Sorkin wants to penalize the abstinence that powers economic growth. Yes, investment is the driver of growth. Always.
Furthermore, he misses what “everyone” should know, that "carried interest" and capital gains income is not income. Each is what the intrepid take in after delaying consumption in favor of making investments that often have high odds of low to negative returns. Basically, Sorkin wants to penalize the abstinence that powers economic growth. Yes, investment is the driver of growth. Always.
All this rates extra attention in consideration of Sorkin's admiration for charitable giving. Figure that if he loves charity, he must really love job opportunities for those who lack them. And that’s the beauty of investment. Indeed, “everyone” at least should know that companies and jobs are always and everywhere an effect of investment. In that case, most “everyone” should be against the penalization of successful investment. Important here is that a tax on capital gains and/or carried interest is a tax on investment. Crucial is that “income” from either is once again far from a certainty, so it’s wholly illogical to treat what’s not income as income. The penalty for those willing to put capital to work should be zero.
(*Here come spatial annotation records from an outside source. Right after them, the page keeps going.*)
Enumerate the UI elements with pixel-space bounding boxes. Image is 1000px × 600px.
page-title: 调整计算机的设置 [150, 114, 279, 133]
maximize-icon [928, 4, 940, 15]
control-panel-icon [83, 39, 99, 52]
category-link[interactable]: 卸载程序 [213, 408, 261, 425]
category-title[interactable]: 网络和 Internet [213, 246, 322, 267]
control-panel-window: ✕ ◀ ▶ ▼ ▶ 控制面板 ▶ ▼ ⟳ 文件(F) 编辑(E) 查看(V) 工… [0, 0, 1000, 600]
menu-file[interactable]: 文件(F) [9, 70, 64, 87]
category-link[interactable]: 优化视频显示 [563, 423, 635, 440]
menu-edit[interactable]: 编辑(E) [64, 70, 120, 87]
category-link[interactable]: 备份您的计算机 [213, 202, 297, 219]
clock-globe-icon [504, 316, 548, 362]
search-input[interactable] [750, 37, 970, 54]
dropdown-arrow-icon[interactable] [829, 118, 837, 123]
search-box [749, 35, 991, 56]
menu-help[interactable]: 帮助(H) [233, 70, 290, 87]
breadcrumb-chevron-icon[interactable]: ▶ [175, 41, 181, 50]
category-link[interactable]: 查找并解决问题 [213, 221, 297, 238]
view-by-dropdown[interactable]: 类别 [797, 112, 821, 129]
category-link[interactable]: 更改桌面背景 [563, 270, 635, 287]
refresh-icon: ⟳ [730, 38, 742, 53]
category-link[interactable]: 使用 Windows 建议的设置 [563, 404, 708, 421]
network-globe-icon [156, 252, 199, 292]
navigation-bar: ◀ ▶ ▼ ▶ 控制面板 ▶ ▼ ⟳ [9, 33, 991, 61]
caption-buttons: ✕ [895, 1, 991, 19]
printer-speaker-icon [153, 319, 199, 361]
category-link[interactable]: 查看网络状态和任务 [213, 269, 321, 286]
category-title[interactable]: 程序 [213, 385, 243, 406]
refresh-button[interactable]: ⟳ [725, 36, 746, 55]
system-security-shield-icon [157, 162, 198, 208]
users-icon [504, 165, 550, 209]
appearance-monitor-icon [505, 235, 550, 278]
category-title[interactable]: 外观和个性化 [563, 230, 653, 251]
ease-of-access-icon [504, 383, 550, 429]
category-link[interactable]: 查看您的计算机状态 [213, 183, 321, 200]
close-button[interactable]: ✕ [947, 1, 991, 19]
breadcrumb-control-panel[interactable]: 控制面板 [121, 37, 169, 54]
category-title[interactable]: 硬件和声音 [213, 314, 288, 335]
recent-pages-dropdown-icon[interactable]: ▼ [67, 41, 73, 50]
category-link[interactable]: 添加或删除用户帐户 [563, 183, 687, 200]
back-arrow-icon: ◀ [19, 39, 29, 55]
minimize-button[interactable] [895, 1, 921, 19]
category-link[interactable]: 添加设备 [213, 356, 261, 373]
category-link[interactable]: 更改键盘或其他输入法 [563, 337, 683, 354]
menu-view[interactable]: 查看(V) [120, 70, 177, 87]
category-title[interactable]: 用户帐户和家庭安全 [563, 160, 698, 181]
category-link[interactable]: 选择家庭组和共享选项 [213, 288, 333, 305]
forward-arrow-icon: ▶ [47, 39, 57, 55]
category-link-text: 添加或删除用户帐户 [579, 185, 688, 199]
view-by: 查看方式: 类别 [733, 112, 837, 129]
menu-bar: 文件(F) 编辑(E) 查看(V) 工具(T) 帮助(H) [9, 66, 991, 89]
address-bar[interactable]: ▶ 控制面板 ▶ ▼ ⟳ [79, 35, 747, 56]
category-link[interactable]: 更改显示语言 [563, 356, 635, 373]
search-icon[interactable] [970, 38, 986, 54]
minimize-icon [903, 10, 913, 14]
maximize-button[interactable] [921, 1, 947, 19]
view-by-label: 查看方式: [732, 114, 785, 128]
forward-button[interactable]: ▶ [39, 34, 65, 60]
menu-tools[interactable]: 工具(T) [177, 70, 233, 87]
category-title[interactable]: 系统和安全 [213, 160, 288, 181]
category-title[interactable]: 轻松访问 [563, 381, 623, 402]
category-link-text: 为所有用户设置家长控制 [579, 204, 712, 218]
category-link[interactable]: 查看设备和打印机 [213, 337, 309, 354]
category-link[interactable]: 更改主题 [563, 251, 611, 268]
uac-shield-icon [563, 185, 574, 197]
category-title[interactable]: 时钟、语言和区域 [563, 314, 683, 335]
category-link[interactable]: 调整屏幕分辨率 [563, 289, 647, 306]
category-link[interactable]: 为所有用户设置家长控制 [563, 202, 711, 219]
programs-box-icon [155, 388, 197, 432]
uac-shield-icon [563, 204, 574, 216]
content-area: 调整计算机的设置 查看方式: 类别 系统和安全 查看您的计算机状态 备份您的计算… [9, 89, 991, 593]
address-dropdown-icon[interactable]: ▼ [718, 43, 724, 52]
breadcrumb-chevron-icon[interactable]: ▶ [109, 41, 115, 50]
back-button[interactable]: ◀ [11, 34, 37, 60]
Abundance Increases Investment
The problem for Sorkin is that he thinks major concentrations of wealth are bad. This explains his desire to greatly reduce the $11.2 million estate tax exclusion. Here Sorkin would simply be wise to watch more closely the difference between the rich and the rest of us. It's not that the rich spend more.
What makes the rich crucial to progress is that they quite simply cannot spend it all. That they can’t means that, short of stuffing their wealth under mattresses, they must invest what's not taken. And that’s the beauty of keeping taxes on them as low as possible. That's why $1,000 found on 79th and Madison is so much more valuable. It has the greatest odds of being invested.
The rich are not like the rest us in that they invest the copious sums left over after taxes.
Stated simply, not all money is created equal. While $20 billion in tax cuts for middle earners will be spent, $20 billion in cuts for those who already have life's necessities and luxuries covered will almost, as a rule, be allocated toward today's and tomorrow's companies. There’s your growth, there’s your broad job opportunity, and since Sorkin is so confident that “nobody wants to dissuade charitable giving,” there’s your extra charity.
It's said that New York Times elites are too far from the common man, that their vantage point is too often one of Manhattan and Greenwich. The critics get it backwards. In Sorkin’s case, he’s got the ultimate access to the richest of the rich, but he’s maybe not learning enough from those he has access to. With a better eye, he’d see that the rich are not like the rest us in that they invest the copious sums left over after taxes.
And the world is much, much better because they do. This can’t be forgotten when it comes to tax policy. Andrew Ross Sorkin needs to spend much more time in Greenwich and Manhattan.